Just for some perspective on the 5% rate: Achieving behavioral change is EXTREMELY difficult across the board. As many as 90% of individuals do not achieve behavioral change on their first attempt (Polivy and Herman 2002). It isn't so much AA, then, as it is the difficulty of the task itself. And the best available evidence suggests AA has comparable levels of effectiveness to other treatment methods (Cognitive Behavioral Therapy and Motivational Enhancement Therapy) and is actually better for the more severely dependent and if total abstinence is the goal (Project MATCH Research Group 1997 & 1998). Is it far from perfect? Absolutely. But it is nonetheless (and sadly) one of the best options that we have for treatment. (And, in case you're wondering, I'm a researcher not a member.)

Martin Nicolaus said...

Re the latest "Anonymous" (why the secrecy?):

True, behavioral change is difficult. But blaming the 95% walkaway rate on the difficulty of change is a copout. The majority of alcoholics (60%) who achieve long-term sobriety do it outside of AA (Vaillant). So, it isn't the problems of change that deters them, it's the problems of AA.

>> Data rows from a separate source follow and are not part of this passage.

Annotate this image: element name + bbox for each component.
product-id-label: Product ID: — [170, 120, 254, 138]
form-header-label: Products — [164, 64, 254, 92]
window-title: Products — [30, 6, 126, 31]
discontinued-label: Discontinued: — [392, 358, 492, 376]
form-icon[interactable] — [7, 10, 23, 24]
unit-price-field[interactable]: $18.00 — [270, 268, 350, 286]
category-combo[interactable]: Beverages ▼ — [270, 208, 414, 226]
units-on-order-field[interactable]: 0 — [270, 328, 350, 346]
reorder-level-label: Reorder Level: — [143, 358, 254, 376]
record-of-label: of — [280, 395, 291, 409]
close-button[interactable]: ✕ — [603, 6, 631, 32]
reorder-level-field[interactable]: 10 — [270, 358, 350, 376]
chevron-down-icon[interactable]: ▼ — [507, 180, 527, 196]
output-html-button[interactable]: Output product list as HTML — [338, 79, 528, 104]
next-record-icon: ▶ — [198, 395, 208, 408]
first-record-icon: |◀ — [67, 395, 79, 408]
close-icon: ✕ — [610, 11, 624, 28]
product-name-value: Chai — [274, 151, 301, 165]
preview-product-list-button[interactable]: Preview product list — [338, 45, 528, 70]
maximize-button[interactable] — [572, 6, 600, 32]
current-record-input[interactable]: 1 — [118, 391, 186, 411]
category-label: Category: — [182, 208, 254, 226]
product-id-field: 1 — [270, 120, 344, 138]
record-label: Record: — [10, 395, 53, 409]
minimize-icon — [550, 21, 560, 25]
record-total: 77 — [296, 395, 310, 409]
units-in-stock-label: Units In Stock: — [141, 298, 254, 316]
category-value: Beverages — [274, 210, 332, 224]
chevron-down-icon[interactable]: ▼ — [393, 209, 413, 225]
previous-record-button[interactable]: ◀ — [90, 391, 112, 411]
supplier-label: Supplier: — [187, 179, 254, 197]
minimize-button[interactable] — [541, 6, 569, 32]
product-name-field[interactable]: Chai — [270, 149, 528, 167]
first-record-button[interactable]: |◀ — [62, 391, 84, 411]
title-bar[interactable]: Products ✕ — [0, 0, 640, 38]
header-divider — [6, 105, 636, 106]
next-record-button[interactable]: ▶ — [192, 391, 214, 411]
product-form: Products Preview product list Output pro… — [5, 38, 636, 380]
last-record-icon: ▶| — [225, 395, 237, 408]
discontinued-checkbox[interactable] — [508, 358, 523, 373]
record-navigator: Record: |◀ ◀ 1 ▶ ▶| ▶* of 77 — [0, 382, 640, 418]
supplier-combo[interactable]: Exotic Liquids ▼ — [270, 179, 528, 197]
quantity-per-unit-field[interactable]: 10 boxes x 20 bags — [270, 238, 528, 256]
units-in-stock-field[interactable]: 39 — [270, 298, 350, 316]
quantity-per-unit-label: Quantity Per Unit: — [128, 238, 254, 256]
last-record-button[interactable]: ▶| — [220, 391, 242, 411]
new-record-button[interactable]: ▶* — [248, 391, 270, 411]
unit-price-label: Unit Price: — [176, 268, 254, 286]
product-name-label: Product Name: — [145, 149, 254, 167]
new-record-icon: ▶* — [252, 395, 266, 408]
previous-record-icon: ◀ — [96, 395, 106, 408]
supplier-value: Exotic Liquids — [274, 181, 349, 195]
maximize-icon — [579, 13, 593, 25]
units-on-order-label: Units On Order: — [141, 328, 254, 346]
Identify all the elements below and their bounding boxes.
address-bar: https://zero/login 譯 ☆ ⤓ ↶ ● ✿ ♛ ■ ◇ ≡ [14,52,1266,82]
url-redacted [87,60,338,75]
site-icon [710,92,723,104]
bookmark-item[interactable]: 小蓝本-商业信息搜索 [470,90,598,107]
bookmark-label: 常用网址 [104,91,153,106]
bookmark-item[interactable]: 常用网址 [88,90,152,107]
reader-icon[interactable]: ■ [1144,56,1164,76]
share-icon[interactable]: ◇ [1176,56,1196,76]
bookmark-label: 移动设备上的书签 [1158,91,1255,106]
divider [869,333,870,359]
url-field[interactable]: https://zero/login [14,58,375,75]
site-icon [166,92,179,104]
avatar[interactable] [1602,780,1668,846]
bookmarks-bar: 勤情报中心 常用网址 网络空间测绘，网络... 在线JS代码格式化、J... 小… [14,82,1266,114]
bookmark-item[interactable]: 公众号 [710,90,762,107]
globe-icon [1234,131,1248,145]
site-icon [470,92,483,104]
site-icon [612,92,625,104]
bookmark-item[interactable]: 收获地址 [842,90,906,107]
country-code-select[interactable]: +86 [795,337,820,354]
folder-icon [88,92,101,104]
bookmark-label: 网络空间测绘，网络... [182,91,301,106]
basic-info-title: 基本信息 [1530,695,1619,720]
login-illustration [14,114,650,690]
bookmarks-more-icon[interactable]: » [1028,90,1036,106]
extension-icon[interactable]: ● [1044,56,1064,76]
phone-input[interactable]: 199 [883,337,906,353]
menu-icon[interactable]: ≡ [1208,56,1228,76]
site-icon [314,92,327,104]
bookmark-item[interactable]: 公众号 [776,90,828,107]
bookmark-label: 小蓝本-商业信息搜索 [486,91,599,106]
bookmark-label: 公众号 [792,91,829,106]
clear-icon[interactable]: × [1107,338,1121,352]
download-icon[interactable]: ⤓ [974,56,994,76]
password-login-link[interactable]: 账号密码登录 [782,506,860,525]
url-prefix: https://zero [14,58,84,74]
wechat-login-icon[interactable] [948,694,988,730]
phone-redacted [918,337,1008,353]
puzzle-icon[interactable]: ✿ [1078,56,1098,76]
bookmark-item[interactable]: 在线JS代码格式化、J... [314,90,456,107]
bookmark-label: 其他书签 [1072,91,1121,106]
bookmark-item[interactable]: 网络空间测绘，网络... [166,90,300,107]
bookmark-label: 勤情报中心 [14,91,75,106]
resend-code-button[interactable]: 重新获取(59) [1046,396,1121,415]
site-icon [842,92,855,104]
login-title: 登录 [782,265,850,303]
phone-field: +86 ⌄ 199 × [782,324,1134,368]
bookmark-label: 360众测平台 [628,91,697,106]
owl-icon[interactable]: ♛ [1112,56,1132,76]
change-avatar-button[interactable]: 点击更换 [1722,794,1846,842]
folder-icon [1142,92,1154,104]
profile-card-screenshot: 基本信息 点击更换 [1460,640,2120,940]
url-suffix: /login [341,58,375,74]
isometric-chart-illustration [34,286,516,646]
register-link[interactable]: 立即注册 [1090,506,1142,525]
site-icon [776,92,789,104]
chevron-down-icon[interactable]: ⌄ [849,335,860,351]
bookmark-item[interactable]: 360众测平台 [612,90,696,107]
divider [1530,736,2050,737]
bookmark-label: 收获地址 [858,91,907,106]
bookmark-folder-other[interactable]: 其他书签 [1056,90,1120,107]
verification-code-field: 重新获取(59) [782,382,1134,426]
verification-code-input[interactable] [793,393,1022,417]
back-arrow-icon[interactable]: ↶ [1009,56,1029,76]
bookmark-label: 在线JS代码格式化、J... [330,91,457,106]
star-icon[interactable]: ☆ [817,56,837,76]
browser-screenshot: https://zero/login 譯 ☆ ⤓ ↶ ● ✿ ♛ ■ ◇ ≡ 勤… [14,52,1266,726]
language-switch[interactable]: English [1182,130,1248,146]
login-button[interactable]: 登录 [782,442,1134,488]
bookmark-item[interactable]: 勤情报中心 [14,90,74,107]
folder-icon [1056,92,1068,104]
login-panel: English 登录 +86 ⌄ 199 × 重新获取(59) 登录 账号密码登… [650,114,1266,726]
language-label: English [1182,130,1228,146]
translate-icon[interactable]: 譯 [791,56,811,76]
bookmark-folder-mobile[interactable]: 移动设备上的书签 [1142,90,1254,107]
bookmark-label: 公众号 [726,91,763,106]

I'm surprised you rely on the Project Match mess. PM did highly polished one-on-one counseling sessions, and really proved nothing either about AA as it works in real life, nor about the other methods.

KC said...

For Anonymous researcher and others:
I believe once you've attended a few AA/NA mtgs you'd begin to understand how disempowering faith-based healing as used in these 'fellowships" are and being science minded one can lose touch with reality of one's situation. By this i mean addiction is not a moral shortfall/character defect-it is a behavior/choice based...this is the key issue with AA/NA...their claim the individual has no choice.
In practice (emphasis) AA/NA goes against all science and claims one's only alternative is the power of prayer and turning one's will and life over to a higher power. So, really i believe this relieves the "fellowship" from any statistical verification...how does one quantify daily 'miracles." One can't because AA/NA is merely a placebo and NEVER EVER addresses depression or anxiety in a scientific manner.

KC said...

I would also challenge any AA/NA success rate as being invalid because it is self-reporting. If you don't have solid TESTING results, and that is impossible by the whole 'anonymous' thing, then really its just a heresay. I give you my experience: One my first experiences at a mtg was a speaker was to receive a 5 year coin; within minutes of taking the podium she passed out. Come to find out after the paramedics arrive she had BAC of over .08. So - we shall really never know the "attrition rate" nor the success rate of AA/NA. By my measurement (personal) any alternative to NA/AA is statistically better.